12. Conspiracy theories as an obstacle for the scientific analysis of global risks

Global risk may sometimes be associated with conspiracy theories such as the Illuminati or the idea that lizard men control the world. Of course, every effort must be made to develop the study of catastrophic global risks into a serious discipline that has no association with such nutty theorizing.

When a conspiracy theory predicts a certain risk, it tends to be highly specific: the world will end on such-and-such a date, caused by such-and-such event. In contrast, the scientific analysis of risk considers many possible risks, as probability distributions over time, including the possibility of complex overlapping factors and/or cascades. In addition, conspiracy theory risks will often come with a pre-packaged solution; the promulgator of the conspiracy theory happens to know the one solution to deal with the risk. In contrast, those engaged in the scientific study of global catastrophic risk will not necessarily claim that they have any idea how to deal with the risk. If they do have a proposed solution, it will not be entirely certain—rather, it will be a work in progress, amenable to further suggestions, elaborations, redundant safety elements and precautions.

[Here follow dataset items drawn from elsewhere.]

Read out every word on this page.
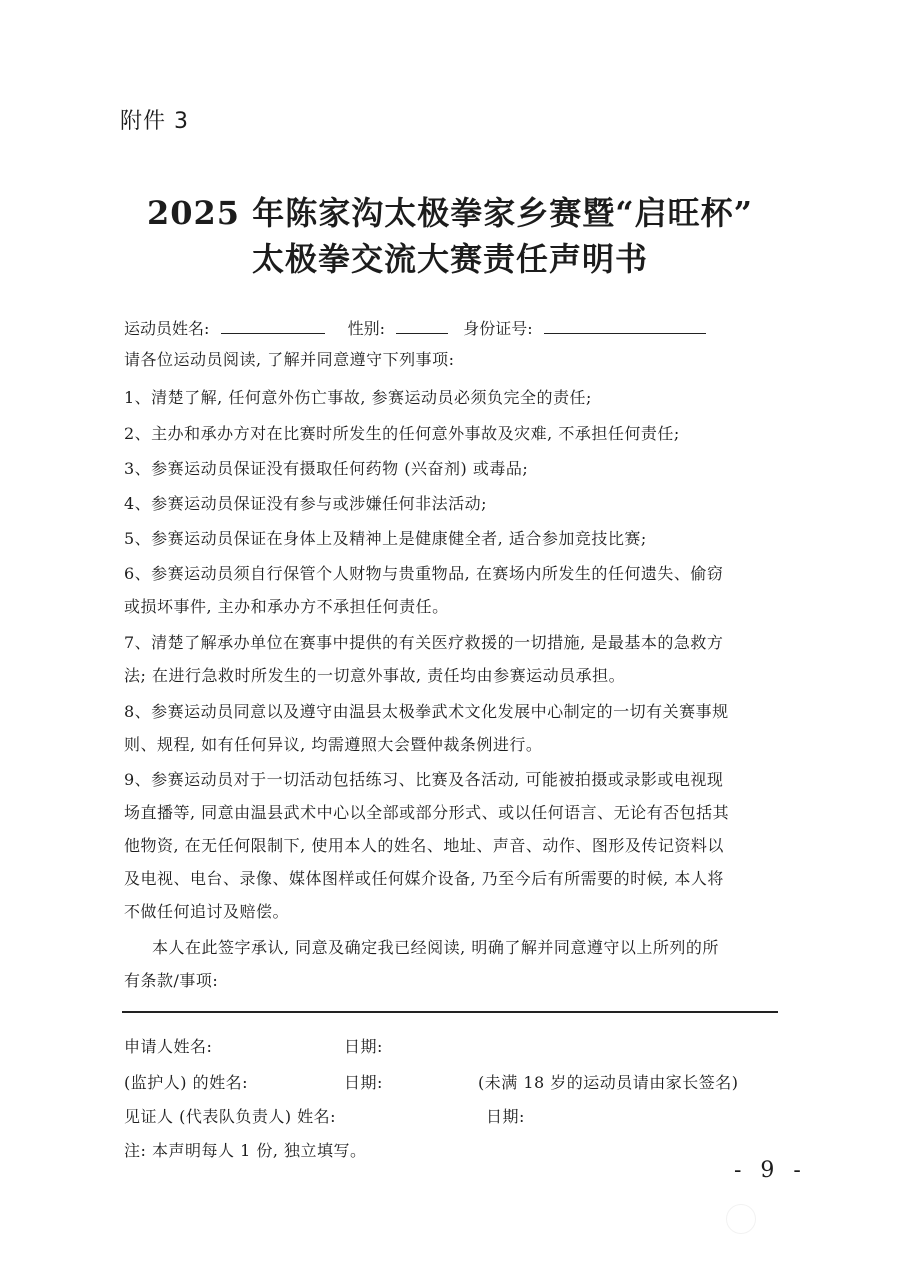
附件 3
2025 年陈家沟太极拳家乡赛暨“启旺杯”
太极拳交流大赛责任声明书
运动员姓名:	性别:	身份证号:
请各位运动员阅读, 了解并同意遵守下列事项:
1、清楚了解, 任何意外伤亡事故, 参赛运动员必须负完全的责任;
2、主办和承办方对在比赛时所发生的任何意外事故及灾难, 不承担任何责任;
3、参赛运动员保证没有摄取任何药物 (兴奋剂) 或毒品;
4、参赛运动员保证没有参与或涉嫌任何非法活动;
5、参赛运动员保证在身体上及精神上是健康健全者, 适合参加竞技比赛;
6、参赛运动员须自行保管个人财物与贵重物品, 在赛场内所发生的任何遗失、偷窃
或损坏事件, 主办和承办方不承担任何责任。
7、清楚了解承办单位在赛事中提供的有关医疗救援的一切措施, 是最基本的急救方
法; 在进行急救时所发生的一切意外事故, 责任均由参赛运动员承担。
8、参赛运动员同意以及遵守由温县太极拳武术文化发展中心制定的一切有关赛事规
则、规程, 如有任何异议, 均需遵照大会暨仲裁条例进行。
9、参赛运动员对于一切活动包括练习、比赛及各活动, 可能被拍摄或录影或电视现
场直播等, 同意由温县武术中心以全部或部分形式、或以任何语言、无论有否包括其
他物资, 在无任何限制下, 使用本人的姓名、地址、声音、动作、图形及传记资料以
及电视、电台、录像、媒体图样或任何媒介设备, 乃至今后有所需要的时候, 本人将
不做任何追讨及赔偿。
本人在此签字承认, 同意及确定我已经阅读, 明确了解并同意遵守以上所列的所
有条款/事项:
申请人姓名:	日期:
(监护人) 的姓名:	日期:	(未满 18 岁的运动员请由家长签名)
见证人 (代表队负责人) 姓名:	日期:
注: 本声明每人 1 份, 独立填写。
- 9 -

The more poorly we predict the future, the more dangerous it is. The primary danger of the future is its unpredictability. Conspiracy theories are harmful to future prediction, not just because of their general lunacy, but because they focus attention on too narrow a set of future possibilities. Furthermore, they assume superconfidence in the prognostic abilities of their adherents. A good prediction of the future does not predict concrete facts, but describes a space of possible scenarios. On the basis of this knowledge it is possible to determine central points in this space and deploy countermeasures to deal with them.

Such "predictions" undermine trust in any sensible basis underlying them, for example that a large act of terrorism could weaken the dollar and potentially cause an economic collapse as part of a chain reaction. Conspiracy theories also tend to fall prey to the fundamental attribution error—that is, that there must be a “Them,” a deliberately malevolent actor on whom to place the blame. In reality, there is usually no such arch-villain; there may be a group, or the disaster might happen as a complete accident, or as a result of human actions which are not deliberately malevolent. Focusing on conspiracy theories, or allowing conspiracy theories to influence our thinking in any way, biases our thinking in this way.

At the same time, although the majority of conspiracy theories are false, there is always the wild chance that one of them could turn out to be true. There was a conspiracy theory by industrialists to take over the U.S. Government in a coup during 1933, the so-called Business Plot, but it was foiled when a General in on the plot decided to report it to the government. Conspiracies do exist, but conspiracy theorists tend to overestimate the degree to which groups and individuals are capable of covert coordination. Regardless, consider the saying: if you cannot catch a cat in a dark room, that does not mean that the cat is not present.